I suspect, but cannot prove, that a few of these licenses also had some emotional elements. For example, since 1857, Bethlehem – 60 miles from Philadelphia – housed the once thriving163-acre Bethlehem Steel Corporation. It was America’s second largest steel producer. Following a 2001 bankruptcy, the company was acquired, then closed. A casino could help rejuvenate the land, people and local economy.

Some unhappy losers were Donald Trump, Pinnacle Entertainment and Riverwalk, locally-owned, but to be managed by Planet Hollywood. A 113-page report attributed poor locations that prohibited local social and economic integration, plus Trump and Pinnacle’s ties to Atlantic City, for the rejections. However, approximately 15 miles down Interstate 95 is Harrah’s new property, and Harrah’s owns four Atlantic City casinos. Does that make sense?

The report triggered a 30-day appeals timeframe for any opposing groups. SugarHouse and Foxwoods have both “lawyered up” with some heavyweight legal counsel to meet any opposition head on. Stay tuned for the outcome.

Will Pennsylvania gaming affect Atlantic City, only 60 miles from Philadelphia? It already has in its early stages. However, Pennsylvania’s high tax structure will limit even the wealthiest operators from offering amenities and promotions comparable to those in AC.

Recently, I commented on some Atlantic City public relations nightmares and opportunities; Pennsylvania’s Philadelphia Park faced its own within a month of its December 19 opening.

The racino’s 2,100 slot machines generated $180 million in its first 30 days. However, in late January, the casino confronted a customer relations issue, picked up by every news outlet in the country.

A customer playing a Wheel of Fortune slot machine hit a jackpot, bonus lights and all.
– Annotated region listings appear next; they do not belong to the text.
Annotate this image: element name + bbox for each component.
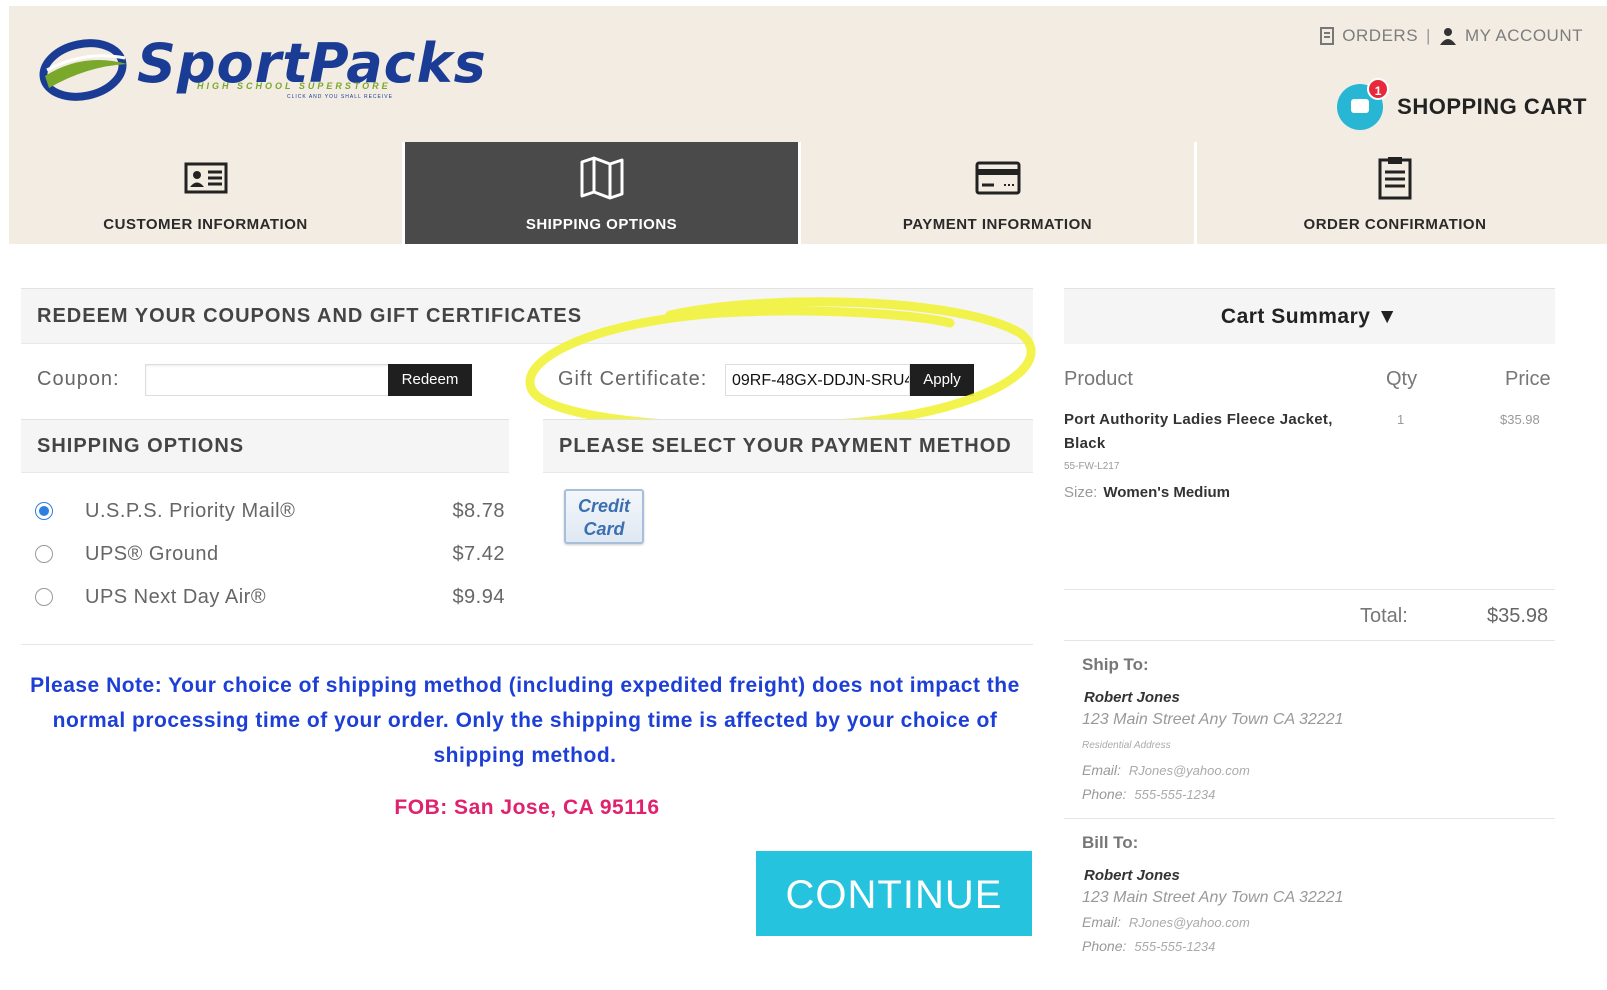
phone-label: Phone: bbox=[1082, 938, 1127, 954]
shipping-note: Please Note: Your choice of shipping met… bbox=[30, 674, 1020, 767]
shipping-option-ups-next-day[interactable]: UPS Next Day Air® $9.94 bbox=[35, 582, 505, 612]
ship-to-address-type: Residential Address bbox=[1082, 740, 1171, 751]
bill-to-name: Robert Jones bbox=[1084, 867, 1180, 884]
cart-item-size: Size: Women's Medium bbox=[1064, 484, 1230, 501]
step-shipping-options[interactable]: SHIPPING OPTIONS bbox=[405, 142, 801, 244]
user-icon bbox=[1439, 28, 1456, 45]
shipping-options-heading: SHIPPING OPTIONS bbox=[21, 419, 509, 473]
shipping-option-price: $8.78 bbox=[452, 499, 505, 522]
continue-button[interactable]: CONTINUE bbox=[756, 851, 1032, 936]
bill-to-address: 123 Main Street Any Town CA 32221 bbox=[1082, 889, 1344, 906]
credit-card-line2: Card bbox=[583, 519, 625, 539]
email-label: Email: bbox=[1082, 914, 1121, 930]
shipping-option-price: $7.42 bbox=[452, 542, 505, 565]
logo-tagline: CLICK AND YOU SHALL RECEIVE bbox=[287, 94, 393, 100]
id-card-icon bbox=[184, 162, 227, 194]
cart-item-qty: 1 bbox=[1397, 412, 1405, 427]
shipping-option-price: $9.94 bbox=[452, 585, 505, 608]
step-label: ORDER CONFIRMATION bbox=[1303, 216, 1487, 233]
step-payment-information[interactable]: PAYMENT INFORMATION bbox=[801, 142, 1197, 244]
sportpacks-logo[interactable]: SportPacks HIGH SCHOOL SUPERSTORE CLICK … bbox=[37, 32, 537, 112]
coupon-input[interactable] bbox=[145, 364, 390, 396]
credit-card-line1: Credit bbox=[577, 496, 630, 516]
shipping-option-usps[interactable]: U.S.P.S. Priority Mail® $8.78 bbox=[35, 496, 505, 526]
shipping-radio[interactable] bbox=[35, 588, 53, 606]
shipping-option-ups-ground[interactable]: UPS® Ground $7.42 bbox=[35, 539, 505, 569]
cart-count-badge: 1 bbox=[1367, 78, 1390, 100]
link-separator: | bbox=[1426, 26, 1431, 45]
shipping-option-name: UPS® Ground bbox=[85, 542, 219, 565]
total-value: $35.98 bbox=[1487, 605, 1549, 627]
column-product: Product bbox=[1064, 368, 1133, 390]
phone-value: 555-555-1234 bbox=[1134, 939, 1216, 954]
step-label: PAYMENT INFORMATION bbox=[902, 216, 1093, 233]
redeem-button[interactable]: Redeem bbox=[388, 364, 472, 396]
gift-certificate-label: Gift Certificate: bbox=[558, 368, 708, 390]
payment-method-heading: PLEASE SELECT YOUR PAYMENT METHOD bbox=[543, 419, 1033, 473]
ship-to-phone: Phone: 555-555-1234 bbox=[1082, 786, 1215, 802]
ship-to-name: Robert Jones bbox=[1084, 689, 1180, 706]
ship-to-title: Ship To: bbox=[1082, 655, 1149, 674]
ship-to-email: Email: RJones@yahoo.com bbox=[1082, 762, 1250, 778]
cart-item-name: Port Authority Ladies Fleece Jacket, Bla… bbox=[1064, 411, 1333, 452]
map-icon bbox=[580, 156, 623, 200]
phone-label: Phone: bbox=[1082, 786, 1127, 802]
size-value: Women's Medium bbox=[1103, 484, 1230, 501]
section-divider bbox=[21, 644, 1033, 645]
cart-divider bbox=[1064, 818, 1555, 819]
bill-to-email: Email: RJones@yahoo.com bbox=[1082, 914, 1250, 930]
step-customer-information[interactable]: CUSTOMER INFORMATION bbox=[9, 142, 405, 244]
shopping-cart-link[interactable]: 1 SHOPPING CART bbox=[1337, 78, 1587, 130]
cart-divider bbox=[1064, 640, 1555, 641]
cart-item-price: $35.98 bbox=[1500, 412, 1540, 427]
gift-certificate-input[interactable]: 09RF-48GX-DDJN-SRU4 bbox=[725, 364, 910, 396]
email-label: Email: bbox=[1082, 762, 1121, 778]
bill-to-title: Bill To: bbox=[1082, 833, 1139, 852]
orders-link[interactable]: ORDERS bbox=[1342, 26, 1418, 46]
shipping-option-name: UPS Next Day Air® bbox=[85, 585, 267, 608]
column-qty: Qty bbox=[1386, 368, 1418, 390]
email-value: RJones@yahoo.com bbox=[1128, 915, 1250, 930]
redeem-coupons-heading: REDEEM YOUR COUPONS AND GIFT CERTIFICATE… bbox=[21, 288, 1033, 344]
ship-to-address: 123 Main Street Any Town CA 32221 bbox=[1082, 711, 1344, 728]
logo-subtitle: HIGH SCHOOL SUPERSTORE bbox=[197, 81, 391, 91]
cart-divider bbox=[1064, 589, 1555, 590]
column-price: Price bbox=[1505, 368, 1551, 390]
apply-button[interactable]: Apply bbox=[910, 364, 974, 396]
step-label: SHIPPING OPTIONS bbox=[525, 216, 678, 233]
shipping-radio[interactable] bbox=[35, 502, 53, 520]
swoosh-logo-icon bbox=[39, 39, 127, 101]
credit-card-button[interactable]: Credit Card bbox=[564, 489, 644, 544]
fob-location: FOB: San Jose, CA 95116 bbox=[394, 796, 660, 819]
step-order-confirmation[interactable]: ORDER CONFIRMATION bbox=[1197, 142, 1593, 244]
shopping-cart-label: SHOPPING CART bbox=[1397, 94, 1587, 119]
step-label: CUSTOMER INFORMATION bbox=[103, 216, 308, 233]
credit-card-icon bbox=[975, 161, 1020, 195]
orders-icon bbox=[1320, 27, 1335, 45]
size-label: Size: bbox=[1064, 484, 1098, 501]
checkout-steps: CUSTOMER INFORMATION SHIPPING OPTIONS PA… bbox=[9, 142, 1607, 244]
site-header: SportPacks HIGH SCHOOL SUPERSTORE CLICK … bbox=[9, 6, 1607, 142]
coupon-label: Coupon: bbox=[37, 368, 120, 390]
cart-item-sku: 55-FW-L217 bbox=[1064, 461, 1120, 472]
shipping-radio[interactable] bbox=[35, 545, 53, 563]
shipping-option-name: U.S.P.S. Priority Mail® bbox=[85, 499, 296, 522]
clipboard-icon bbox=[1378, 157, 1412, 200]
email-value: RJones@yahoo.com bbox=[1128, 763, 1250, 778]
shopping-bag-icon: 1 bbox=[1337, 78, 1390, 130]
cart-summary-toggle[interactable]: Cart Summary ▼ bbox=[1064, 288, 1555, 344]
my-account-link[interactable]: MY ACCOUNT bbox=[1465, 26, 1583, 46]
top-links: ORDERS | MY ACCOUNT bbox=[1320, 26, 1583, 46]
phone-value: 555-555-1234 bbox=[1134, 787, 1216, 802]
total-label: Total: bbox=[1360, 605, 1408, 627]
bill-to-phone: Phone: 555-555-1234 bbox=[1082, 938, 1215, 954]
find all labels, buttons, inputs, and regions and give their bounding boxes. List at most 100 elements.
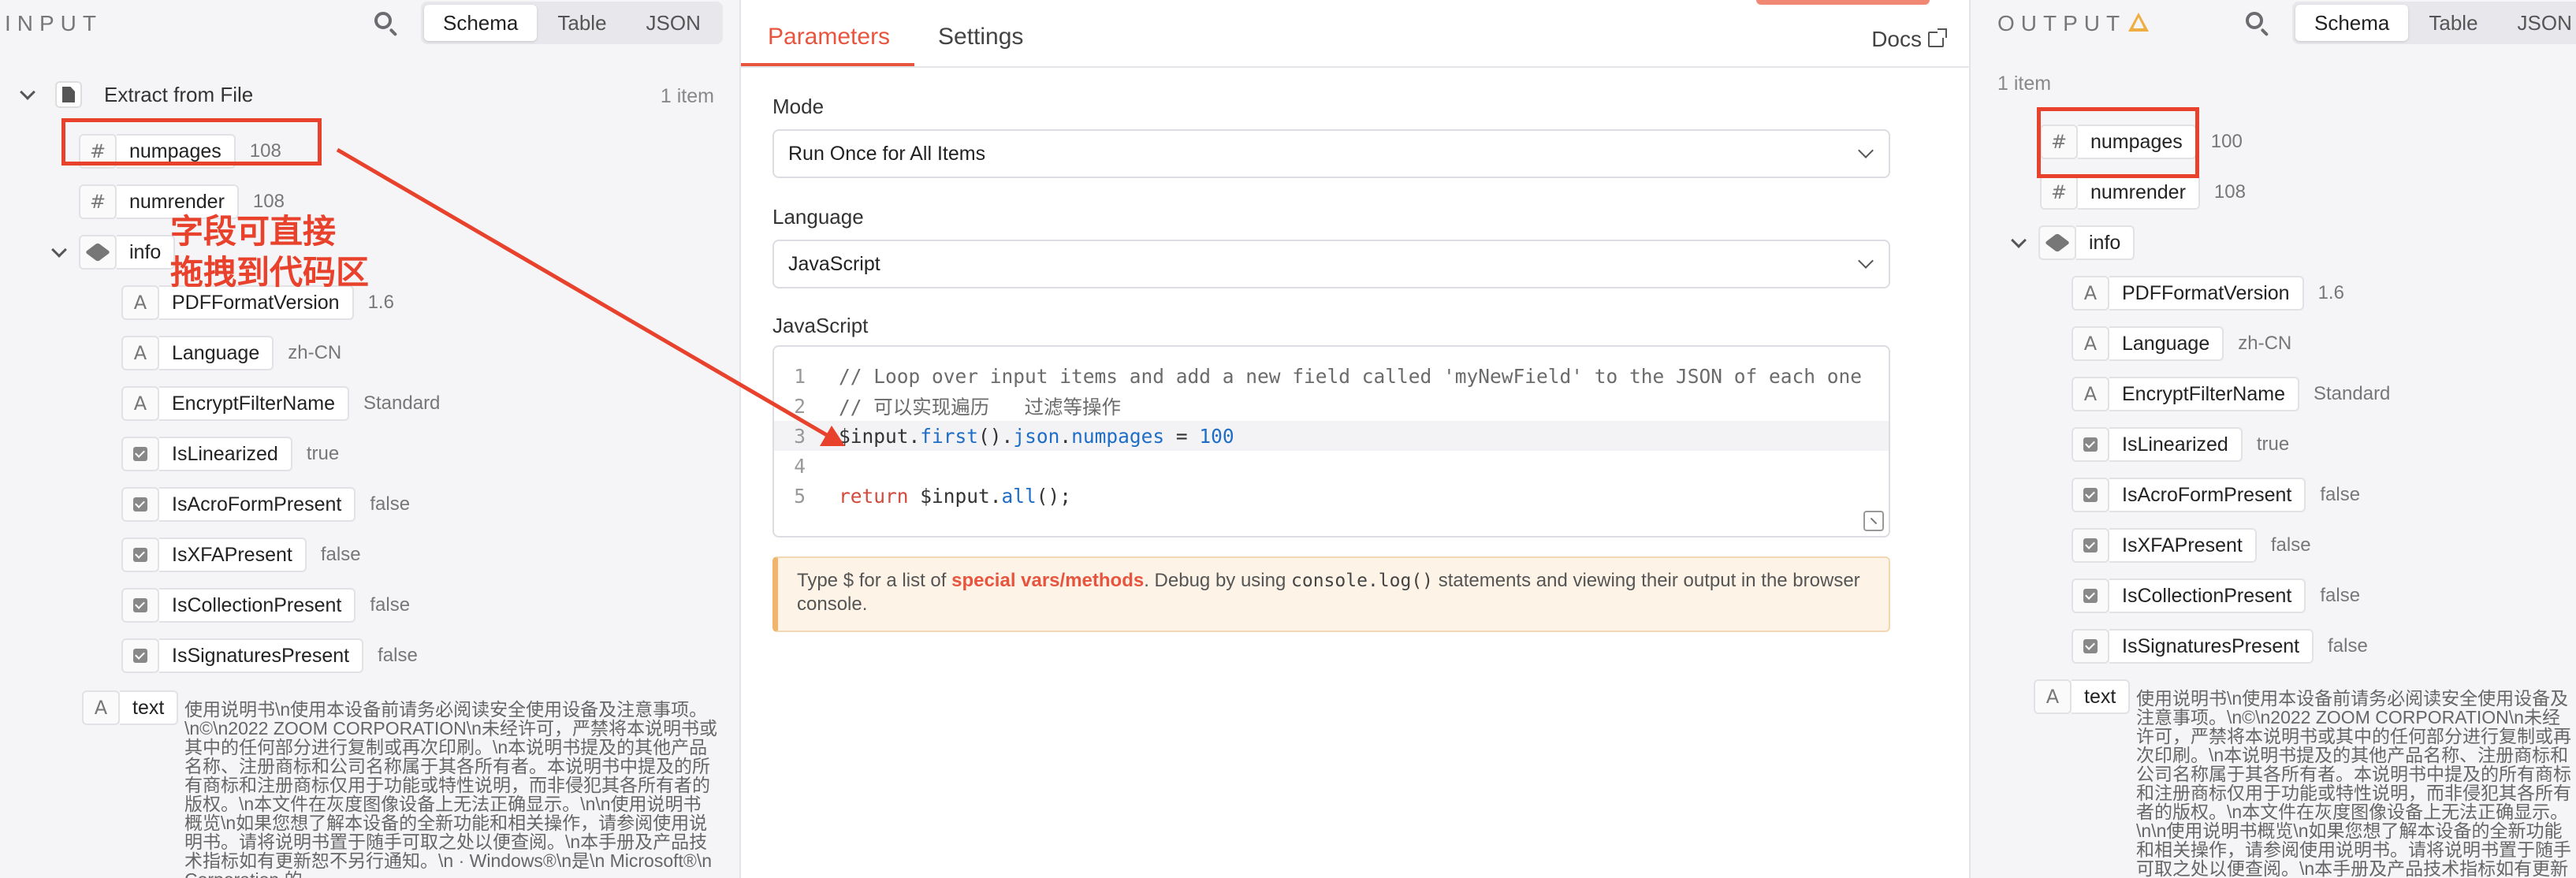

Using his player’s card identification, the machine personally congratulated Mr. Wilkinson for winning $102,000. Three slot attendants verified his win, and asked he wait 45 minutes for payment.

Then, the bottom dropped out for poor Wilkinson. Apologetically, security officers informed him that during a system test, the message had mistakenly come through on his machine. Management told the retired carpenter a system malfunction had caused the bogus win.

In a written statement, the casino claimed, “The error caused an incorrect message to be sent to the promotional screen. There was no winning combination in the machine that would have triggered a jackpot.”

However, not to appear totally heartless, management offered Wilkinson two buffet “comps”, totaling $40. Wilkinson’s response to the “generous” offer was to file a fraud complaint with the Pennsylvania Gaming Control Board, who began an investigation.

The corporate bureaucracy ultimately overturned their decision. Within several days, Philadelphia Park awarded Wilkinson $76,500, or $102,000 minus taxes. The management stated that their original reluctance to pay, despite the glitch, was to ensure no collusion between Wilkinson and the programmer.

Corporate spin or crisis management? The public has to feel confident that if they win, they get paid. Second, the buck stops with the management – customers shouldn’t be penalized for computer errors. Also, Wilkinson was no hotshot gambler; he was an average guy who came in, trusting the integrity of the system.

When the new casinos open, they must ensure “glitches” don’t happen. No gaming property needs unfavorable press right out of the starting gate.